Des habitants impuissants au vu de l’attirail des agresseurs qui se sont infiltrés récemment dans les quartiers avec des armes de guerre. Ces belligérants qui ne sauraient lutter à armes égales ont ainsi provoqué et entretenu une haine quasi viscérale. En 1993, à la veille des toutes premières élections démocratiques, le pays a failli s’embraser. Mais, la vertu et la sagesse ont fini par prendre le dessus. Et les esprits se sont calmés, en dépit des fraudes massives orchestrées par un certains Alseyni René Gomez, alors ministre en charge de la Décentralisation. C’est dire que les clivages ethniques qui se renforcent actuellement inexorablement trouvent leur genèse dans les entrailles des différentes formations politiques ayant balisé le chemin de la démocratie en Guinée. La vie politique n’a donc pas échappé à la tentation de l’instrumentalisation ethnique. On conviendra alors que loin d’enrichir le débat, la prolifération des partis a sérieusement exacerbé les divisions. En effet, la plupart des formations s’étaient construites sur une base ethnique, ce, depuis le démarrage contesté du processus de démocratisation enclenché en 1990.
A l’époque, seul le Parti de l’unité et du progrès (PUP) du président Lansana Conté avait réellement toutes les couleurs ethniques. Plus tard, l’Union des forces républicaines (UFR), les autres formations font en général le plein de leurs voix dans la communauté d’origine de leur dirigeant.

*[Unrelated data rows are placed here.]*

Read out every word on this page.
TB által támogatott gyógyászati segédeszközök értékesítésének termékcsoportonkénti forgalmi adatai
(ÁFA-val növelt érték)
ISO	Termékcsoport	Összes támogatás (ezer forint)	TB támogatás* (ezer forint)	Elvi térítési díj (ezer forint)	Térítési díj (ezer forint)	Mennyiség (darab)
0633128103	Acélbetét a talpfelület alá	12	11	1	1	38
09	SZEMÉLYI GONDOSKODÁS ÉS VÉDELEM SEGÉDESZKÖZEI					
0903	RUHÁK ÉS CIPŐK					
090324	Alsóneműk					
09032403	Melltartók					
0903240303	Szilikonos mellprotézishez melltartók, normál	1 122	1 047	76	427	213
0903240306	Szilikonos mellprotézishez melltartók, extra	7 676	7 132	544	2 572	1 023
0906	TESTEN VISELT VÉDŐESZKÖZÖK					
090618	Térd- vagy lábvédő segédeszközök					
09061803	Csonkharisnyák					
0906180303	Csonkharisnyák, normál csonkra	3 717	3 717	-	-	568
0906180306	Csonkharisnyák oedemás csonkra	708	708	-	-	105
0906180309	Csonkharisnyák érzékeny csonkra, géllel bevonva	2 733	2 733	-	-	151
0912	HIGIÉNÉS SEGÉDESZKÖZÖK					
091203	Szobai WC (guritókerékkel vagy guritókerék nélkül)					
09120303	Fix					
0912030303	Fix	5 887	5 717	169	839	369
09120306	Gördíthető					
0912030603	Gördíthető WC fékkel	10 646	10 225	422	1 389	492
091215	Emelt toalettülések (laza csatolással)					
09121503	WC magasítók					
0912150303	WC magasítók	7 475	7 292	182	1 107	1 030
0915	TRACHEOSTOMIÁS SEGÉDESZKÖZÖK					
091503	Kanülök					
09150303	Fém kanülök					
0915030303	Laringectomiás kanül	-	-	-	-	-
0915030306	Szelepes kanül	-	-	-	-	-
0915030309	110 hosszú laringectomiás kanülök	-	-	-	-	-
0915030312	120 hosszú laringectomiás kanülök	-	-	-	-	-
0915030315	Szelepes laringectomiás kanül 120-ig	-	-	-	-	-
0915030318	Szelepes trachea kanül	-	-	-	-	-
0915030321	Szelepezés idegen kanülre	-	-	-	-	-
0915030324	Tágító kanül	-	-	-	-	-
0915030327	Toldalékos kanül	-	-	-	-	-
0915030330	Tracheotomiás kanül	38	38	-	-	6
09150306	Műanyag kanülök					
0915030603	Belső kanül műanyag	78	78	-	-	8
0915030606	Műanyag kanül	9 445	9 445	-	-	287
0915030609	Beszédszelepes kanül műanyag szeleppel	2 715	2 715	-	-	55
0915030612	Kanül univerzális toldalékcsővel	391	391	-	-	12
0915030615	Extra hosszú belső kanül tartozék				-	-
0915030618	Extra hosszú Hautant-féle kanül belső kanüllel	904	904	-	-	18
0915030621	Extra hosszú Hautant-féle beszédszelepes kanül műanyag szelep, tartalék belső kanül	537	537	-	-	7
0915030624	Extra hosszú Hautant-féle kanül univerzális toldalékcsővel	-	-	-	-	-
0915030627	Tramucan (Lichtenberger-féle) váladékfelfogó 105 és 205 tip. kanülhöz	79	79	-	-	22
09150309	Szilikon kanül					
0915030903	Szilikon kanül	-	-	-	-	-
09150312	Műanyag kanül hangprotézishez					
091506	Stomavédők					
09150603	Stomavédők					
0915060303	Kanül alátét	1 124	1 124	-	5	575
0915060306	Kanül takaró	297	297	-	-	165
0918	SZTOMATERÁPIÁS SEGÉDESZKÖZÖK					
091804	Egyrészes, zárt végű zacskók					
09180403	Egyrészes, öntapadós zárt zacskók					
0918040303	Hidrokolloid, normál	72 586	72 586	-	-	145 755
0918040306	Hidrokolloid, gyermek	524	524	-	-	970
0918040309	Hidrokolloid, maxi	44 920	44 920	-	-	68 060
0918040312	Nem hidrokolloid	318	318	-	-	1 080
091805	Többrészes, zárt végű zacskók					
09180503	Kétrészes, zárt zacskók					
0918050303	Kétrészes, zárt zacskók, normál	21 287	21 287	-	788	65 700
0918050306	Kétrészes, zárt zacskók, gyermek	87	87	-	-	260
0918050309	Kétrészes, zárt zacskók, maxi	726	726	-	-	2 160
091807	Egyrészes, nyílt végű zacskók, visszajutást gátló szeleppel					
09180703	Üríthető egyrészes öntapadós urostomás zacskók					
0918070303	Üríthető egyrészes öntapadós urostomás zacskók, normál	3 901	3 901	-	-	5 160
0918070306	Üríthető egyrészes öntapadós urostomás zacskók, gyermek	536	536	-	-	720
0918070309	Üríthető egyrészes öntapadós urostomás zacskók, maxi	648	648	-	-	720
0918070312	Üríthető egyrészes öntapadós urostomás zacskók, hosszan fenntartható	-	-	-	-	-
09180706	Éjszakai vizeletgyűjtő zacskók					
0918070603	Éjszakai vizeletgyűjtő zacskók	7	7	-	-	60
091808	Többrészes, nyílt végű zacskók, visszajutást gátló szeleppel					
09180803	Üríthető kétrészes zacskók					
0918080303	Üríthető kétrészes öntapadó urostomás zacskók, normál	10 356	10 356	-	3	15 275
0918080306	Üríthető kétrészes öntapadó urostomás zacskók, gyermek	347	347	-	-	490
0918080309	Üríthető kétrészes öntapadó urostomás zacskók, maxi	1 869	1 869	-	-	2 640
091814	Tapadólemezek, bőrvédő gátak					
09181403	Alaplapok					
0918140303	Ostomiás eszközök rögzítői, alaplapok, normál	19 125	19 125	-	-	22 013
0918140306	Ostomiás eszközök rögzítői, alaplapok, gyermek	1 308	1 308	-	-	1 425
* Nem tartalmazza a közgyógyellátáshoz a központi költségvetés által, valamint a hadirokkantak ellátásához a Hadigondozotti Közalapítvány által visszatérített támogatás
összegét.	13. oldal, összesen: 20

Ainsi, la base électorale du Rassemblement du peuple guinéen (RPG) d’Alpha Condé est malinké, celle de l’Union pour le progrès et le renouveau (UPR) est peule, tandis que les fiefs de l’Union pour le progrès de la Guinée (UPG) et du Parti du peuple de Guinée (PPG) sont en Guinée forestière.
Près de 20 ans après, les vieilles habitudes reviennent. Mais sous un autre angle purement différent. Actuellement, des leaders politiques tentent le tout pour le tout pour harmoniser leurs efforts et ménager leurs susceptibilités. Avec à la clé, le départ du chef de la junte. Cette ambition est tout de même mal comprise par certains esprits malveillants y compris des leaders de certains partis en mal d’électorat et de discours rassembleurs. C’est ainsi qu’on exacerbe les clivages ethniques. Et du coup, l’homme devient un loup pour son semblable. Et d’ailleurs, si l’on en croit aux rumeurs persistantes, Jean-Marie Doré est déclaré persona non gratta dans la zone forestière. Motif invoqué ? Il aurait joué le rôle de ‘’traître’’ en grossissant les rangs des leaders politiques opposés à la candidature du chef de la junte : un des siens. Cette position de la zone forestière, si elle se révèle, en dira long sur la tension et l’esprit ethnique qui est en train de gagner les nerfs de nombreux Guinéens. Analphabètes le plus souvent.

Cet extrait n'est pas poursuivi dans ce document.